Online Harassment Field Manual

PEN America is a 501(c)(3) organization based in the USA. Founded in 1922, PEN America works to ensure that people everywhere have the freedom to create literature, to convey information and ideas, to express their views, and to access the views, ideas, and literature of others. Its members are a nationwide community of more than 7,200 novelists, journalists, nonfiction writers, editors, poets, essayists, playwrights, publishers, translators, agents, and other writing professionals, as well as devoted readers and supporters who join with them to carry out PEN America’s mission.

Writers and journalists, particularly women, are facing unprecedented levels of online hate and harassment. PEN America has created an Online Harassment Field Manual that has strategies and resources that writers and journalists, their allies and their employers can use to defend against cyber hate & online abuse. I have found it very helpful.

Manual chapters include: 

  • Prepare for Online Harassment – Tactics, tips, and guidelines for protecting your online presence and accounts
  • Respond to Online Harassment – Strategies for response, including assessing threats, navigating social media and email, deploying cyber communities, and practicing counterspeech
  • Practicing Self-Care – Advice for practicing self-care and maintaining community during online harassment
  • Legal Considerations – What to expect when turning to law enforcement during online harassment
  • Requesting and Providing Support – How-to guides and helpful information for targeted writers, their allies, and their employers
  • Learn More about Online Harassment – What is online harassment, what forms does it take, and why is it a free expression issue?

I highly recommend this manual. Read it even if you are not being insulted or harassed online. Even if you don’t think you will ever be thus targeted, even if you think being insulted or harassed online wouldn’t bother you, even if you don’t have any public social media activities (you aren’t on Facebook, you don’t blog, etc.), but you do produce content in some way, or you oversee staff or have co-workers that produce online content, you need to read this.

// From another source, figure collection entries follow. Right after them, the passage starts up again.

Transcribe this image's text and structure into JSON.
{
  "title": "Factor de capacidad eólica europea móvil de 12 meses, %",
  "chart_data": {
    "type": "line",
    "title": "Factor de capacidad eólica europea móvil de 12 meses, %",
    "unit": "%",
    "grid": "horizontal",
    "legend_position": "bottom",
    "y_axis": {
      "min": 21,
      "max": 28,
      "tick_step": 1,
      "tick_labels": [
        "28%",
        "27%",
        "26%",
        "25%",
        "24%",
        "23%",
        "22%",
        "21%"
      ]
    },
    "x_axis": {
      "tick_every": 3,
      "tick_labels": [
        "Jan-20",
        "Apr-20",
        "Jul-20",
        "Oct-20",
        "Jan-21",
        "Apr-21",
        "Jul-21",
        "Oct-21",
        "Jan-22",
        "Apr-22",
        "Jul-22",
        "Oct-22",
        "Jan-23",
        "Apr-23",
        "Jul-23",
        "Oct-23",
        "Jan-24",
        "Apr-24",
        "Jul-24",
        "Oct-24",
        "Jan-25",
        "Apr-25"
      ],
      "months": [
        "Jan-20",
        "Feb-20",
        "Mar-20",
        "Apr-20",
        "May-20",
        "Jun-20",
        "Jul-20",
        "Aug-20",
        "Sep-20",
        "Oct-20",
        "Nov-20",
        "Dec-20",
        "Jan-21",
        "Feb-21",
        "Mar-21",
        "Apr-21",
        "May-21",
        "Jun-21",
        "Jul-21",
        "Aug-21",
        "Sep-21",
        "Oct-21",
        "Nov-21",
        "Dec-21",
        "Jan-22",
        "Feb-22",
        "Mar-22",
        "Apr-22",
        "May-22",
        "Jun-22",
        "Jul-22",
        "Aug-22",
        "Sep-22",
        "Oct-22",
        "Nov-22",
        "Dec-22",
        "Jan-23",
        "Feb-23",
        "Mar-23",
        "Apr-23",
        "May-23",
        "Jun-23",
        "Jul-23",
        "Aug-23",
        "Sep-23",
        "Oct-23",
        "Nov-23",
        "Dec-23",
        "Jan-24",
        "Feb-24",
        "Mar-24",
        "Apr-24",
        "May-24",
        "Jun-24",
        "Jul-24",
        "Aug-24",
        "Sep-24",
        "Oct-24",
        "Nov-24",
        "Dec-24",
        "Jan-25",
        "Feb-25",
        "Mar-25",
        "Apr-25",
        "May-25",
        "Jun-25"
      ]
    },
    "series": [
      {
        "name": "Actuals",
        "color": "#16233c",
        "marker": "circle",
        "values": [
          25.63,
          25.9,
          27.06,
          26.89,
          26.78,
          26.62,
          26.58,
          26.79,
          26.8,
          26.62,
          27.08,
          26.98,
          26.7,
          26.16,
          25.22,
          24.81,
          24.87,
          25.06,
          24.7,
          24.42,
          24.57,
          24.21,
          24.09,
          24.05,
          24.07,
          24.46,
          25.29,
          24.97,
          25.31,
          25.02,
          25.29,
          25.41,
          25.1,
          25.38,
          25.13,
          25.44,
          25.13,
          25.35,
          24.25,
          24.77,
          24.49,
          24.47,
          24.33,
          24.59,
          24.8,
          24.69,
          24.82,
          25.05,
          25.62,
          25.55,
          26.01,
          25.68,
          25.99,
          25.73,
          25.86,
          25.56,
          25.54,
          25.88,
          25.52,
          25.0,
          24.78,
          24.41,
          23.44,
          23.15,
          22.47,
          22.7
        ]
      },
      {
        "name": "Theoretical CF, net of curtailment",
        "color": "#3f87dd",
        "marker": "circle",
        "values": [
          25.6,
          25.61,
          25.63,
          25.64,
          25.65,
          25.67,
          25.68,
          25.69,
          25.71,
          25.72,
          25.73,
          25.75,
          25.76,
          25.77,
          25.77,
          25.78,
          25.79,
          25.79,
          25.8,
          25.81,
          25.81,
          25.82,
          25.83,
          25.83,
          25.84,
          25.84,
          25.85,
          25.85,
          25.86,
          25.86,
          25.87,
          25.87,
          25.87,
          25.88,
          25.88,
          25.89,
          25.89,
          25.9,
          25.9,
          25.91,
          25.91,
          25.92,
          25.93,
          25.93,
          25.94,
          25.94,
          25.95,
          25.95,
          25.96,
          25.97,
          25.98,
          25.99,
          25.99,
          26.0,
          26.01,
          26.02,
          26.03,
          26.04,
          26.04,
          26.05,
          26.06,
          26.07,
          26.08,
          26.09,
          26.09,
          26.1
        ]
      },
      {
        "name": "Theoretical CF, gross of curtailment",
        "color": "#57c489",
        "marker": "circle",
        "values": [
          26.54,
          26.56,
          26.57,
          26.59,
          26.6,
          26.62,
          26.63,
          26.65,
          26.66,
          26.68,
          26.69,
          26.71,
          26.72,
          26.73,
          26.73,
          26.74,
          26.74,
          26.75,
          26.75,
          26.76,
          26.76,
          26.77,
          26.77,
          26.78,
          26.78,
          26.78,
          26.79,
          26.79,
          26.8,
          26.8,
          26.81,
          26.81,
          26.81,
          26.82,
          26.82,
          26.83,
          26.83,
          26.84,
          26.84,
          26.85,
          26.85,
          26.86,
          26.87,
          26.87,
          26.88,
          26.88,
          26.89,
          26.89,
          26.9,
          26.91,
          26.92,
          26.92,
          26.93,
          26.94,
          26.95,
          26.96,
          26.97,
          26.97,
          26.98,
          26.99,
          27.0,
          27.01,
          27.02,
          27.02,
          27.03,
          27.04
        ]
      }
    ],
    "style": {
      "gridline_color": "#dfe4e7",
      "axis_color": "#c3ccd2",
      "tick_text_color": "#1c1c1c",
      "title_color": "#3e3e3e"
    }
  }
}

On a related note: there’s also this resource from the Women’s Media CenterOnline Abuse 101. It’s a primer on targeted online harassment. “The purpose of harassment differs with every incidence, but usually includes wanting to embarrass, humiliate, scare, threaten, silence, extort or, in some instances, encourages mob attacks or malevolent engagements… Online harassment can be a steep tax on women’s freedom of speech, civic life, and democracy.” 

And if you haven’t in a while, check-in with whoever manages your social media and make sure they are okay. Ask them what sort of negative comments get thrown their way. They need to know that senior management supports them.